Conversely, MACMA permits keylogging, sufferer machine fingerprinting, and display and audio seize. It additionally supplies a command line to the attacker and has file-theft capabilities. Google initially reported in 2021 the presence of MACMA malware, utilizing watering gap assaults to be deployed.
The Google assault was not attributed to a risk actor, but it focused guests of Hong Kong web sites for a media outlet and a outstanding pro-democracy labor and political group, in response to Google. This assault aligns with StormBamboo’s focusing on.
Volexity additionally seen important code similarities between the most recent MACMA model and one other malware household, GIMMICK, utilized by the StormCloud risk actor.
Lastly, in a single case following a sufferer’s macOS machine compromise, Volexity noticed the attacker deploy a malicious Google Chrome extension. The obfuscated code permits the attacker to exfiltrate the browser’s cookies to an attacker-controlled Google Drive account.
How can software program distributors shield customers from cyber threats?
Rascagneres instructed TechRepublic that Volexity recognized a number of focused insecure replace mechanisms from totally different software program: 5k Participant, Fast Heal, Sogou, Rainmeter, Partition Wizard, and Corel.

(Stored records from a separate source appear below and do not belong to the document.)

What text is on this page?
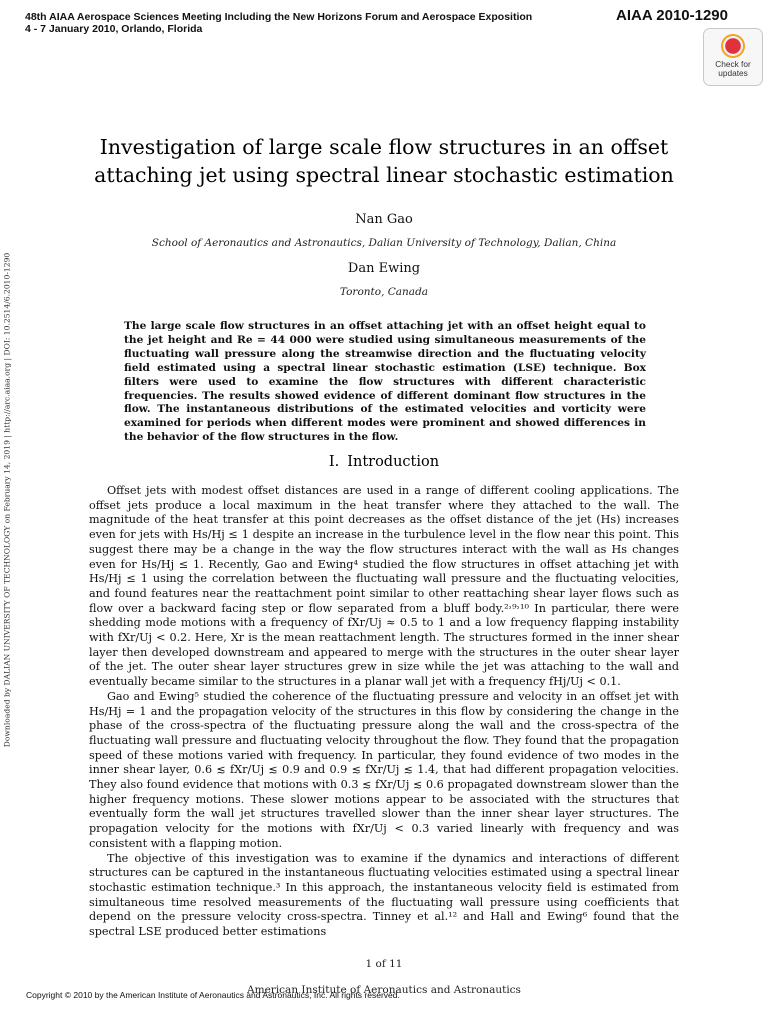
48th AIAA Aerospace Sciences Meeting Including the New Horizons Forum and Aerospace Exposition
4 - 7 January 2010, Orlando, Florida
AIAA 2010-1290
Check for
updates
Downloaded by DALIAN UNIVERSITY OF TECHNOLOGY on February 14, 2019 | http://arc.aiaa.org | DOI: 10.2514/6.2010-1290
Investigation of large scale flow structures in an offset
attaching jet using spectral linear stochastic estimation
Nan Gao
School of Aeronautics and Astronautics, Dalian University of Technology, Dalian, China
Dan Ewing
Toronto, Canada
The large scale flow structures in an offset attaching jet with an offset height equal to the jet height and Re = 44 000 were studied using simultaneous measurements of the fluctuating wall pressure along the streamwise direction and the fluctuating velocity field estimated using a spectral linear stochastic estimation (LSE) technique. Box filters were used to examine the flow structures with different characteristic frequencies. The results showed evidence of different dominant flow structures in the flow. The instantaneous distributions of the estimated velocities and vorticity were examined for periods when different modes were prominent and showed differences in the behavior of the flow structures in the flow.
I. Introduction

Offset jets with modest offset distances are used in a range of different cooling applications. The offset jets produce a local maximum in the heat transfer where they attached to the wall. The magnitude of the heat transfer at this point decreases as the offset distance of the jet (Hs) increases even for jets with Hs/Hj ≤ 1 despite an increase in the turbulence level in the flow near this point. This suggest there may be a change in the way the flow structures interact with the wall as Hs changes even for Hs/Hj ≤ 1. Recently, Gao and Ewing⁴ studied the flow structures in offset attaching jet with Hs/Hj ≤ 1 using the correlation between the fluctuating wall pressure and the fluctuating velocities, and found features near the reattachment point similar to other reattaching shear layer flows such as flow over a backward facing step or flow separated from a bluff body.²˒⁹˒¹⁰ In particular, there were shedding mode motions with a frequency of fXr/Uj ≈ 0.5 to 1 and a low frequency flapping instability with fXr/Uj < 0.2. Here, Xr is the mean reattachment length. The structures formed in the inner shear layer then developed downstream and appeared to merge with the structures in the outer shear layer of the jet. The outer shear layer structures grew in size while the jet was attaching to the wall and eventually became similar to the structures in a planar wall jet with a frequency fHj/Uj < 0.1.

Gao and Ewing⁵ studied the coherence of the fluctuating pressure and velocity in an offset jet with Hs/Hj = 1 and the propagation velocity of the structures in this flow by considering the change in the phase of the cross-spectra of the fluctuating pressure along the wall and the cross-spectra of the fluctuating wall pressure and fluctuating velocity throughout the flow. They found that the propagation speed of these motions varied with frequency. In particular, they found evidence of two modes in the inner shear layer, 0.6 ≲ fXr/Uj ≲ 0.9 and 0.9 ≲ fXr/Uj ≲ 1.4, that had different propagation velocities. They also found evidence that motions with 0.3 ≲ fXr/Uj ≲ 0.6 propagated downstream slower than the higher frequency motions. These slower motions appear to be associated with the structures that eventually form the wall jet structures travelled slower than the inner shear layer structures. The propagation velocity for the motions with fXr/Uj < 0.3 varied linearly with frequency and was consistent with a flapping motion.

The objective of this investigation was to examine if the dynamics and interactions of different structures can be captured in the instantaneous fluctuating velocities estimated using a spectral linear stochastic estimation technique.³ In this approach, the instantaneous velocity field is estimated from simultaneous time resolved measurements of the fluctuating wall pressure using coefficients that depend on the pressure velocity cross-spectra. Tinney et al.¹² and Hall and Ewing⁶ found that the spectral LSE produced better estimations

1 of 11
American Institute of Aeronautics and Astronautics
Copyright © 2010 by the American Institute of Aeronautics and Astronautics, Inc. All rights reserved.
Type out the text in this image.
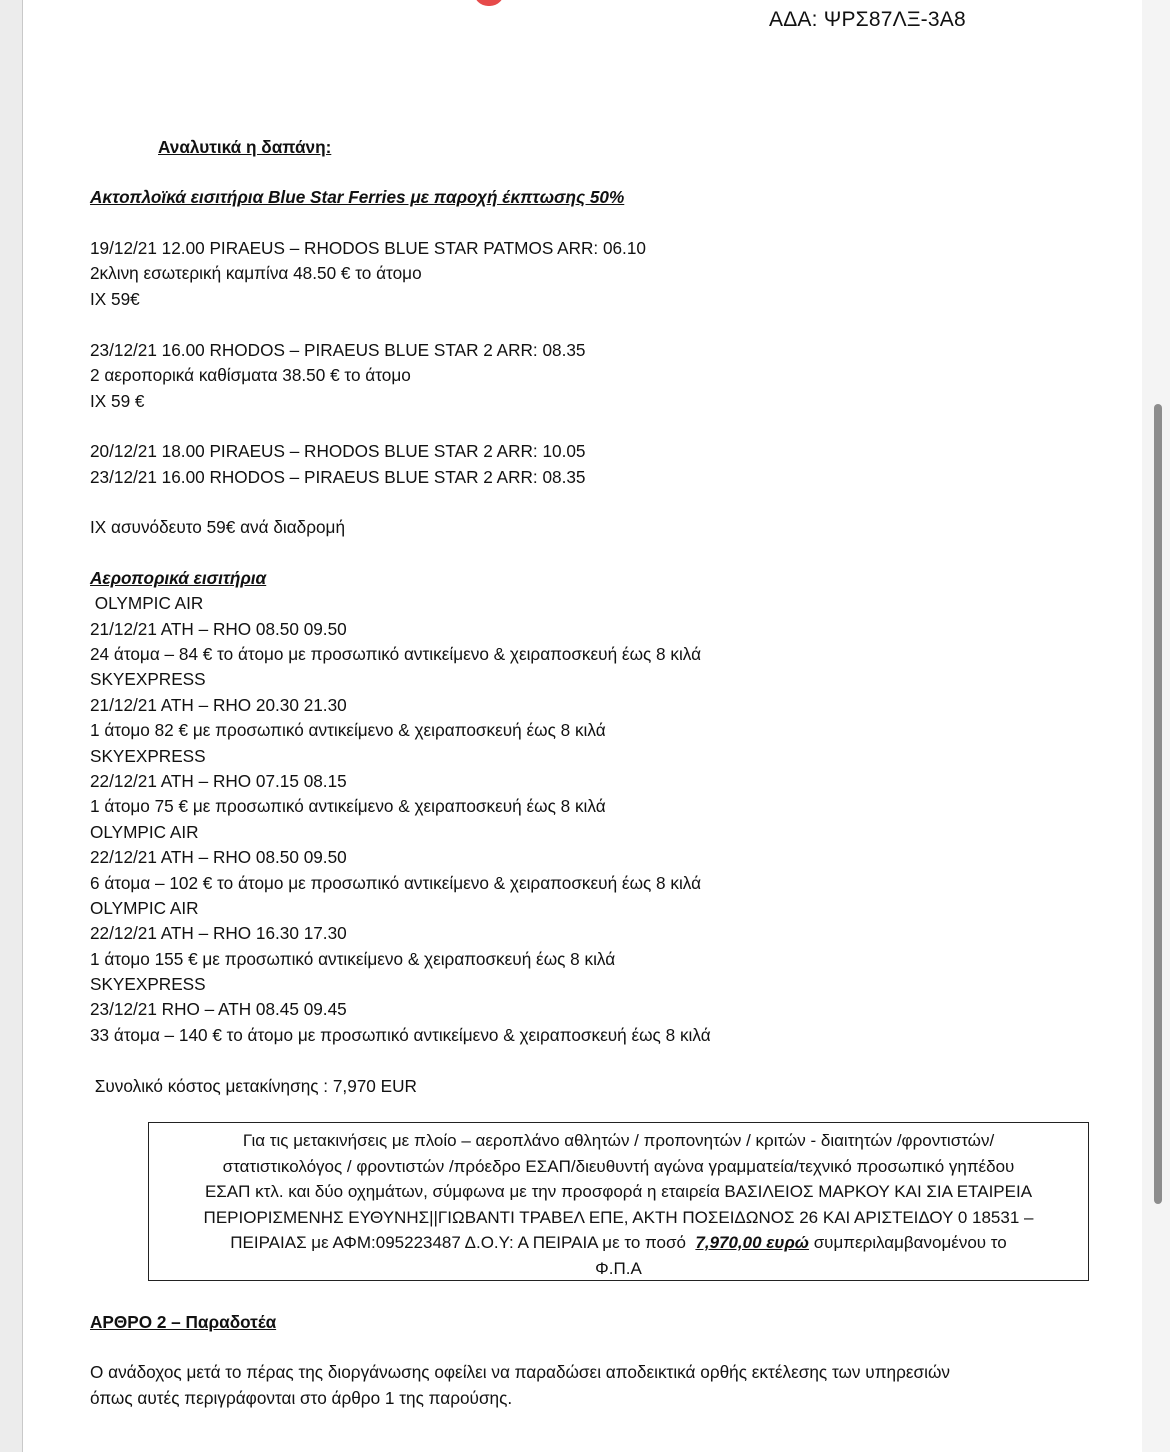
ΑΔΑ: ΨΡΣ87ΛΞ-3Α8
Αναλυτικά η δαπάνη:
Ακτοπλοϊκά εισιτήρια Blue Star Ferries με παροχή έκπτωσης 50%
19/12/21 12.00 PIRAEUS – RHODOS BLUE STAR PATMOS ARR: 06.10
2κλινη εσωτερική καμπίνα 48.50 € το άτομο
IX 59€
23/12/21 16.00 RHODOS – PIRAEUS BLUE STAR 2 ARR: 08.35
2 αεροπορικά καθίσματα 38.50 € το άτομο
IX 59 €
20/12/21 18.00 PIRAEUS – RHODOS BLUE STAR 2 ARR: 10.05
23/12/21 16.00 RHODOS – PIRAEUS BLUE STAR 2 ARR: 08.35
IX ασυνόδευτο 59€ ανά διαδρομή
Αεροπορικά εισιτήρια
OLYMPIC AIR
21/12/21 ATH – RHO 08.50 09.50
24 άτομα – 84 € το άτομο με προσωπικό αντικείμενο & χειραποσκευή έως 8 κιλά
SKYEXPRESS
21/12/21 ATH – RHO 20.30 21.30
1 άτομο 82 € με προσωπικό αντικείμενο & χειραποσκευή έως 8 κιλά
SKYEXPRESS
22/12/21 ATH – RHO 07.15 08.15
1 άτομο 75 € με προσωπικό αντικείμενο & χειραποσκευή έως 8 κιλά
OLYMPIC AIR
22/12/21 ATH – RHO 08.50 09.50
6 άτομα – 102 € το άτομο με προσωπικό αντικείμενο & χειραποσκευή έως 8 κιλά
OLYMPIC AIR
22/12/21 ATH – RHO 16.30 17.30
1 άτομο 155 € με προσωπικό αντικείμενο & χειραποσκευή έως 8 κιλά
SKYEXPRESS
23/12/21 RHO – ATH 08.45 09.45
33 άτομα – 140 € το άτομο με προσωπικό αντικείμενο & χειραποσκευή έως 8 κιλά
Συνολικό κόστος μετακίνησης : 7,970 EUR
ΑΡΘΡΟ 2 – Παραδοτέα
Ο ανάδοχος μετά το πέρας της διοργάνωσης οφείλει να παραδώσει αποδεικτικά ορθής εκτέλεσης των υπηρεσιών
όπως αυτές περιγράφονται στο άρθρο 1 της παρούσης.
Για τις μετακινήσεις με πλοίο – αεροπλάνο αθλητών / προπονητών / κριτών - διαιτητών /φροντιστών/
στατιστικολόγος / φροντιστών /πρόεδρο ΕΣΑΠ/διευθυντή αγώνα γραμματεία/τεχνικό προσωπικό γηπέδου
ΕΣΑΠ κτλ. και δύο οχημάτων, σύμφωνα με την προσφορά η εταιρεία ΒΑΣΙΛΕΙΟΣ ΜΑΡΚΟΥ ΚΑΙ ΣΙΑ ΕΤΑΙΡΕΙΑ
ΠΕΡΙΟΡΙΣΜΕΝΗΣ ΕΥΘΥΝΗΣ||ΓΙΩΒΑΝΤΙ ΤΡΑΒΕΛ ΕΠΕ, ΑΚΤΗ ΠΟΣΕΙΔΩΝΟΣ 26 ΚΑΙ ΑΡΙΣΤΕΙΔΟΥ 0 18531 –
ΠΕΙΡΑΙΑΣ με ΑΦΜ:095223487 Δ.Ο.Υ: Α ΠΕΙΡΑΙΑ με το ποσό  7,970,00 ευρώ συμπεριλαμβανομένου το
Φ.Π.Α
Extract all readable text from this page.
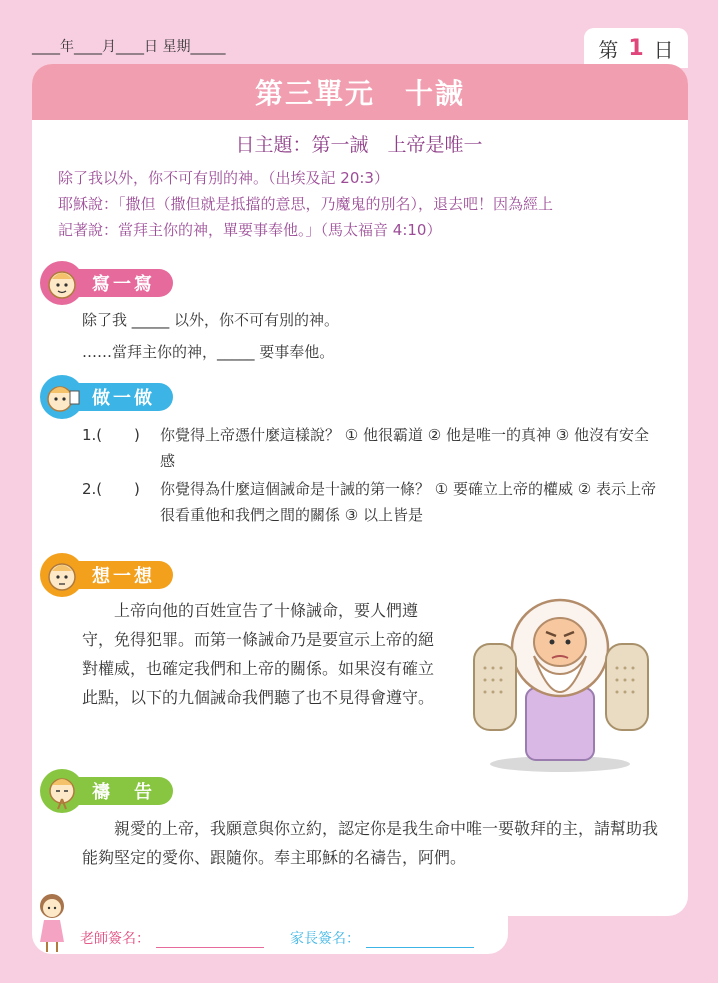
____年____月____日 星期_____	第 1 日
第三單元　十誡
日主題：第一誡　上帝是唯一
除了我以外，你不可有別的神。（出埃及記 20:3）
耶穌說：「撒但（撒但就是抵擋的意思，乃魔鬼的別名），退去吧！因為經上
記著說：當拜主你的神，單要事奉他。」（馬太福音 4:10）
寫一寫
除了我 _____ 以外，你不可有別的神。
……當拜主你的神，_____ 要事奉他。
做一做
1.( ) 你覺得上帝憑什麼這樣說？ ① 他很霸道 ② 他是唯一的真神 ③ 他沒有安全感
2.( ) 你覺得為什麼這個誡命是十誡的第一條？ ① 要確立上帝的權威 ② 表示上帝很看重他和我們之間的關係 ③ 以上皆是
想一想
上帝向他的百姓宣告了十條誡命，要人們遵守，免得犯罪。而第一條誡命乃是要宣示上帝的絕對權威，也確定我們和上帝的關係。如果沒有確立此點，以下的九個誡命我們聽了也不見得會遵守。
禱　告
親愛的上帝，我願意與你立約，認定你是我生命中唯一要敬拜的主，請幫助我能夠堅定的愛你、跟隨你。奉主耶穌的名禱告，阿們。
老師簽名：	家長簽名：
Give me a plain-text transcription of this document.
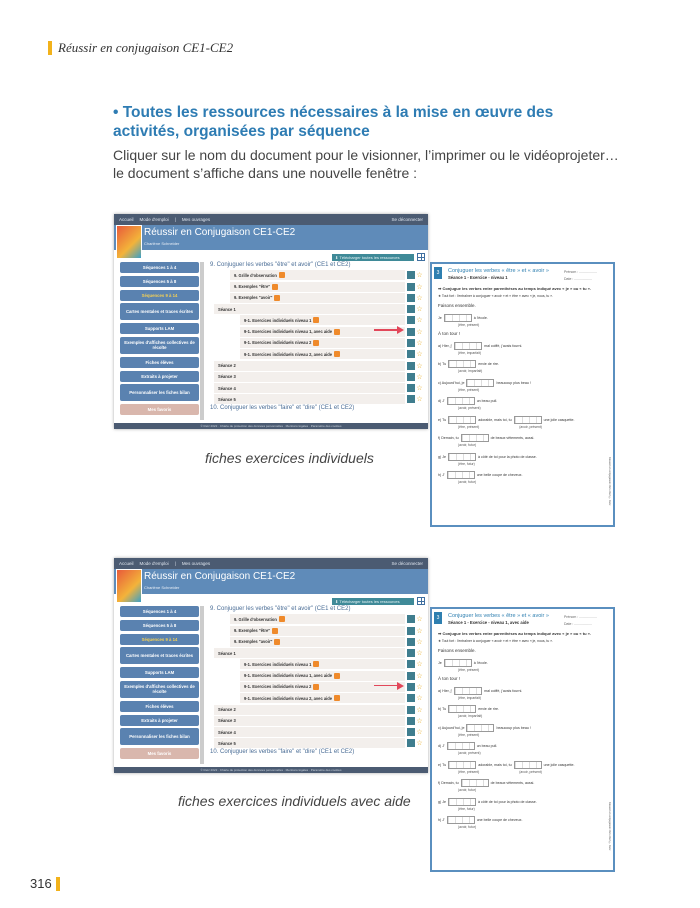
Réussir en conjugaison CE1-CE2
• Toutes les ressources nécessaires à la mise en œuvre des activités, organisées par séquence
Cliquer sur le nom du document pour le visionner, l’imprimer ou le vidéoprojeter…
le document s’affiche dans une nouvelle fenêtre :
Accueil Mode d'emploi | Mes ouvrages	Se déconnecter
Réussir en Conjugaison CE1-CE2
Charlène Schneider
⬇ Télécharger toutes les ressources
Séquences 1 à 4
Séquences 5 à 8
Séquences 9 à 14
Cartes mentales et traces écrites
Supports LAM
Exemples d'affiches collectives de récolte
Fiches élèves
Extraits à projeter
Personnaliser les fiches bilan
Mes favoris
9. Conjuguer les verbes "être" et avoir" (CE1 et CE2)
9. Grille d'observation	☆
9. Exemples "être"	☆
9. Exemples "avoir"	☆
Séance 1	☆
9-1. Exercices individuels niveau 1	☆
9-1. Exercices individuels niveau 1, avec aide	☆
9-1. Exercices individuels niveau 2	☆
9-1. Exercices individuels niveau 2, avec aide	☆
Séance 2	☆
Séance 3	☆
Séance 4	☆
Séance 5	☆
10. Conjuguer les verbes "faire" et "dire" (CE1 et CE2)
© Retz 2022 · Charte de protection des données personnelles · Mentions légales · Paramètre des cookies
3	Conjuguer les verbes « être » et « avoir »
Séance 1 - Exercice - niveau 1
Prénom : ..................
Date : ..................
➡ Conjugue les verbes entre parenthèses au temps indiqué avec « je » ou « tu ».
★ Tout fort : l'entraîner à conjuguer « avoir » et « être » avec « je, nous, tu ».
Faisons ensemble.
Je	à l'école.
(être, présent)
À ton tour !
a) Hier, j'	mal coiffé, j'avais fourni.
(être, imparfait)
b) Tu	envie de rire.
(avoir, imparfait)
c) Aujourd'hui, je	beaucoup plus beau !
(être, présent)
d) J'	un beau pull.
(avoir, présent)
e) Tu	adorable, mais toi, tu	une jolie casquette.
(être, présent)	(avoir, présent)
f) Demain, tu	de beaux vêtements, aussi.
(avoir, futur)
g) Je	à côté de toi pour la photo de classe.
(être, futur)
h) J'	une belle coupe de cheveux.
(avoir, futur)	Réussir en conjugaison CE1-CE2 © Retz
Accueil Mode d'emploi | Mes ouvrages	Se déconnecter
Réussir en Conjugaison CE1-CE2
Charlène Schneider
⬇ Télécharger toutes les ressources
Séquences 1 à 4
Séquences 5 à 8
Séquences 9 à 14
Cartes mentales et traces écrites
Supports LAM
Exemples d'affiches collectives de récolte
Fiches élèves
Extraits à projeter
Personnaliser les fiches bilan
Mes favoris
9. Conjuguer les verbes "être" et avoir" (CE1 et CE2)
9. Grille d'observation	☆
9. Exemples "être"	☆
9. Exemples "avoir"	☆
Séance 1	☆
9-1. Exercices individuels niveau 1	☆
9-1. Exercices individuels niveau 1, avec aide	☆
9-1. Exercices individuels niveau 2	☆
9-1. Exercices individuels niveau 2, avec aide	☆
Séance 2	☆
Séance 3	☆
Séance 4	☆
Séance 5	☆
10. Conjuguer les verbes "faire" et "dire" (CE1 et CE2)
© Retz 2022 · Charte de protection des données personnelles · Mentions légales · Paramètre des cookies
3	Conjuguer les verbes « être » et « avoir »
Séance 1 - Exercice - niveau 1, avec aide
Prénom : ..................
Date : ..................
➡ Conjugue les verbes entre parenthèses au temps indiqué avec « je » ou « tu ».
★ Tout fort : l'entraîner à conjuguer « avoir » et « être » avec « je, nous, tu ».
Faisons ensemble.
Je	à l'école.
(être, présent)
À ton tour !
a) Hier, j'	mal coiffé, j'avais fourni.
(être, imparfait)
b) Tu	envie de rire.
(avoir, imparfait)
c) Aujourd'hui, je	beaucoup plus beau !
(être, présent)
d) J'	un beau pull.
(avoir, présent)
e) Tu	adorable, mais toi, tu	une jolie casquette.
(être, présent)	(avoir, présent)
f) Demain, tu	de beaux vêtements, aussi.
(avoir, futur)
g) Je	à côté de toi pour la photo de classe.
(être, futur)
h) J'	une belle coupe de cheveux.
(avoir, futur)	Réussir en conjugaison CE1-CE2 © Retz
fiches exercices individuels
fiches exercices individuels avec aide
316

Questioned about how one can shield and enhance the replace mechanisms on the software program vendor stage, the researcher insists that “the software editors should enforce HTTPS update mechanism and check the SSL certificate of the website where the updates are downloaded. Additionally, they should sign the updates and check this signature before executing them.”
With the intention to assist corporations detect StormBamboo exercise on their programs, Volexity supplies YARA guidelines to detect the totally different payloads and recommends blocking the Indicators of Compromise the corporate supplies.
Disclosure: I work for Development Micro, however the views expressed on this article are mine.